A third time. Then flickered out, pitching him into a coal-black darkness.
“It’s all my fault,” Kate was moaning when Alec returned with the priest to receive a new search assignment after failing to locate Jamie at the Joyce castle ruins. She pressed a fist against her mouth, as if to keep from screaming. “If I hadn’t married Cadel … I knew something would happen. I knew there would be a price to be paid for being happy again after all these years.”
“That wouldn’t be the way it works,” Father O’Malley said quietly as he pressed yet another cup of tea into Kate’s hands. The priest was a young man, tall and thin, with a bookish appearance. Behind the steamed-up lenses of his wire-frame glasses, his eyes were kind.
“Now I know you’ve chosen to follow the old ways, Kate. But whatever path one takes to the Creator, the one constant is that the Maker of all things seen and unseen is too all-powerful to stoop to petty behavior such as giving with the right hand and taking away with the left.”
He squeezed her shoulder reassuringly with his long fingers. “God gave you a grand gift, with Jamie and Brigid. I’ve prayed every night since I first arrived in Castlelough that He’d also give you the s
trength to do what you had to do to keep yourself and your family safe. And weren’t those prayers answered? I have every faith that God will keep your boy safe in His arms until he can be returned to yours.”

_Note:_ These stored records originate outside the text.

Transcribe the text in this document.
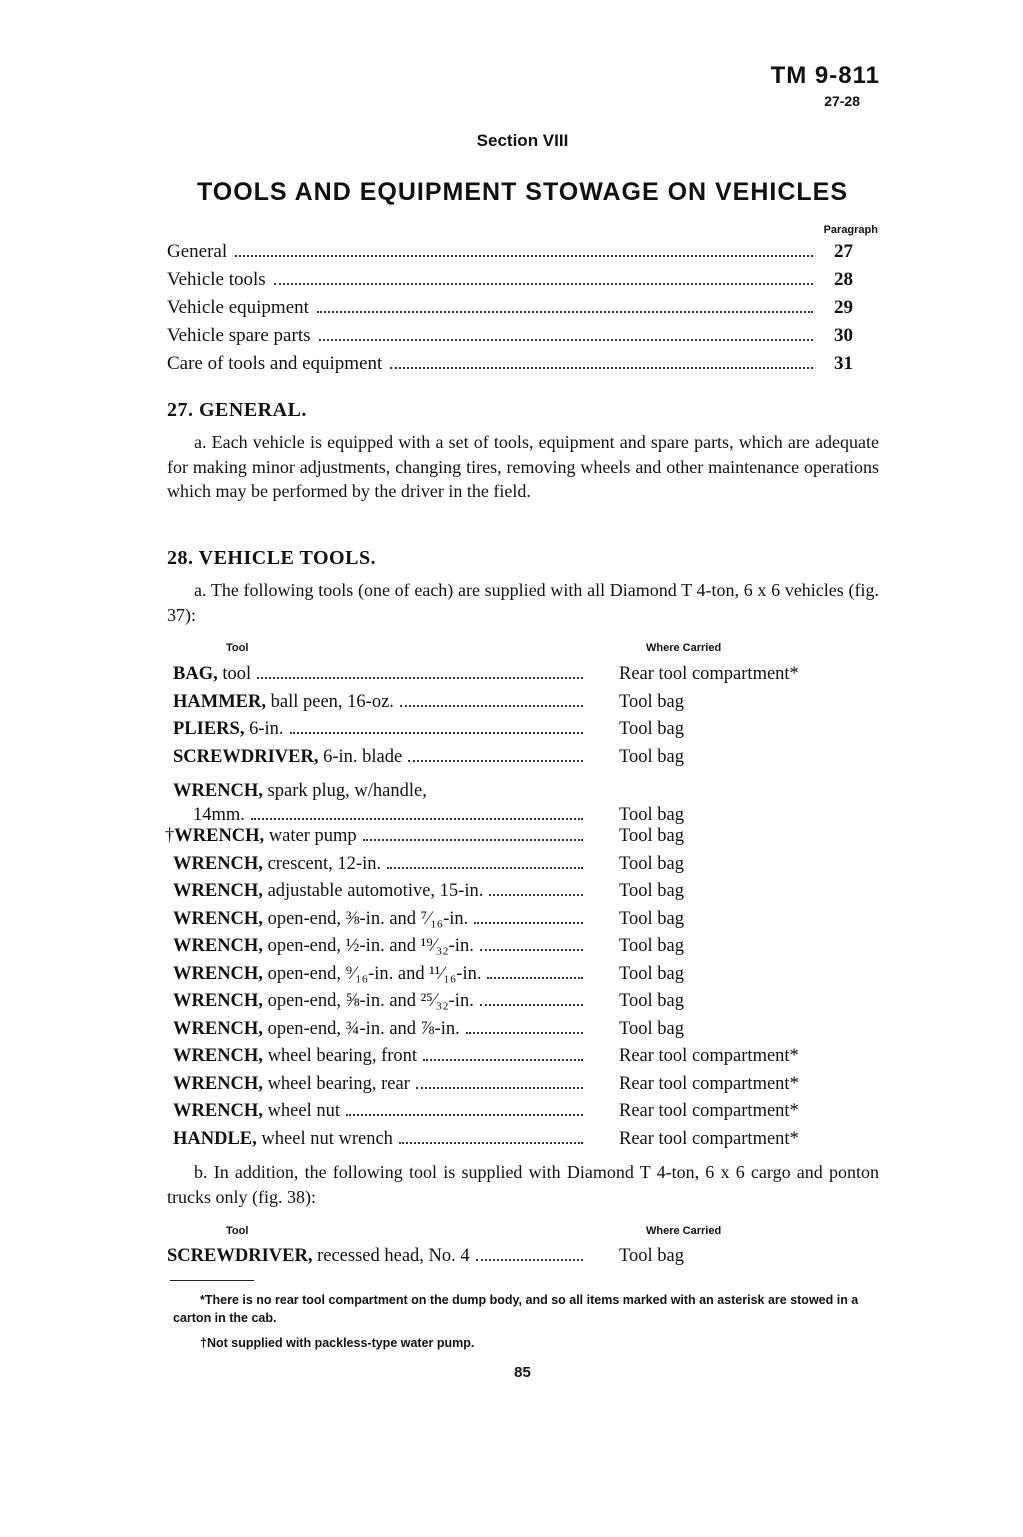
TM 9-811
27-28
Section VIII
TOOLS AND EQUIPMENT STOWAGE ON VEHICLES
Paragraph
General	27
Vehicle tools	28
Vehicle equipment	29
Vehicle spare parts	30
Care of tools and equipment	31
27. GENERAL.
a. Each vehicle is equipped with a set of tools, equipment and spare parts, which are adequate for making minor adjustments, changing tires, removing wheels and other maintenance operations which may be performed by the driver in the field.
28. VEHICLE TOOLS.
a. The following tools (one of each) are supplied with all Diamond T 4-ton, 6 x 6 vehicles (fig. 37):
Tool	Where Carried
BAG, tool	Rear tool compartment*
HAMMER, ball peen, 16-oz.	Tool bag
PLIERS, 6-in.	Tool bag
SCREWDRIVER, 6-in. blade	Tool bag
WRENCH, spark plug, w/handle,
14mm.	Tool bag
† WRENCH, water pump	Tool bag
WRENCH, crescent, 12-in.	Tool bag
WRENCH, adjustable automotive, 15-in.	Tool bag
WRENCH, open-end, ⅜-in. and ⁷⁄₁₆-in.	Tool bag
WRENCH, open-end, ½-in. and ¹⁹⁄₃₂-in.	Tool bag
WRENCH, open-end, ⁹⁄₁₆-in. and ¹¹⁄₁₆-in.	Tool bag
WRENCH, open-end, ⅝-in. and ²⁵⁄₃₂-in.	Tool bag
WRENCH, open-end, ¾-in. and ⅞-in.	Tool bag
WRENCH, wheel bearing, front	Rear tool compartment*
WRENCH, wheel bearing, rear	Rear tool compartment*
WRENCH, wheel nut	Rear tool compartment*
HANDLE, wheel nut wrench	Rear tool compartment*
b. In addition, the following tool is supplied with Diamond T 4-ton, 6 x 6 cargo and ponton trucks only (fig. 38):
Tool	Where Carried
SCREWDRIVER, recessed head, No. 4	Tool bag
*There is no rear tool compartment on the dump body, and so all items marked with an asterisk are stowed in a carton in the cab.
†Not supplied with packless-type water pump.
85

Despite her pagan beliefs, Kate appeared to garner strength from the priest’s words. When Alec gathered her close before resuming the search that thus far had proven futile, her tremors eased ever so slightly.
She clung to him. Then tilted her head up, the anguish in her eyes nearly breaking his heart. “Find him, Alec,” she begged on a sob. “Please find my son.”

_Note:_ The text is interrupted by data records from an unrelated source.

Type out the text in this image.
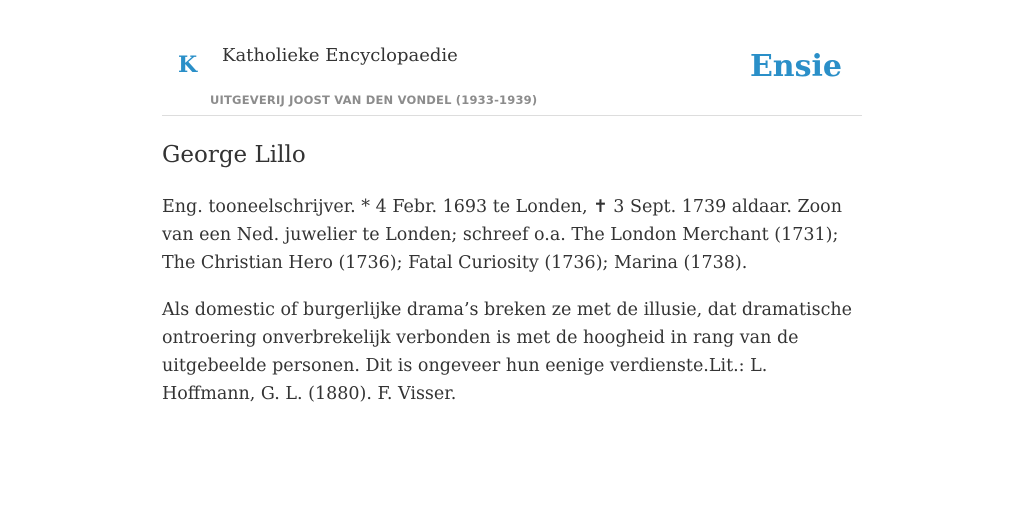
K Katholieke Encyclopaedie
UITGEVERIJ JOOST VAN DEN VONDEL (1933-1939)
Ensie
George Lillo

Eng. tooneelschrijver. * 4 Febr. 1693 te Londen, ✝ 3 Sept. 1739 aldaar. Zoon van een Ned. juwelier te Londen; schreef o.a. The London Merchant (1731); The Christian Hero (1736); Fatal Curiosity (1736); Marina (1738).

Als domestic of burgerlijke drama’s breken ze met de illusie, dat dramatische ontroering onverbrekelijk verbonden is met de hoogheid in rang van de uitgebeelde personen. Dit is ongeveer hun eenige verdienste.Lit.: L. Hoffmann, G. L. (1880). F. Visser.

After promising her yet again that it was only a matter of time when Jamie would be back home where he belonged, Alec left with the priest to take on their new assignment along the cliff.
“That was a nice thing you did,” he said as they made their way across the back pastures that had already been throughly searched.
Father O’Malley slanted him a look. “You sound surprised.”
Alec shrugged. “Well, you’re Catholic. Irish Catholic,” he stressed, implying that, although he hadn’t given it a great deal of thought, if he had, he would have expected the priest to be more rigid about New Age religions than a more liberal American one might be. “And Kate’s pagan.”
“Aye, so she says. You know, religion was an intensely personal thing to the Celts, filled with the wonder of the Creator’s daily miracles. It often seems to me that when God looks down on this miraculous world He’s created, one of the things that makes Him the most sad, along with wars and hunger, would be the fact that His people have lost their wonder.”
“Not Kate.”
“And wouldn’t that be my point,” the priest agreed as they climbed over a stone wall. “Kate’s life, like those of the old Celts, whose belief system she’s embraced, is a ceaseless, endless prayer of nature, while too many of us have forgotten that no matter how powerful man is, we all live on this planet as guests in the divinity of nature.
“I only wish I could convince her that her beliefs and mine share a common ground, because I believe she could bring a great spiritual strength to our Catholic congregation. Meanwhile, I consider myself blessed to have her as a friend.”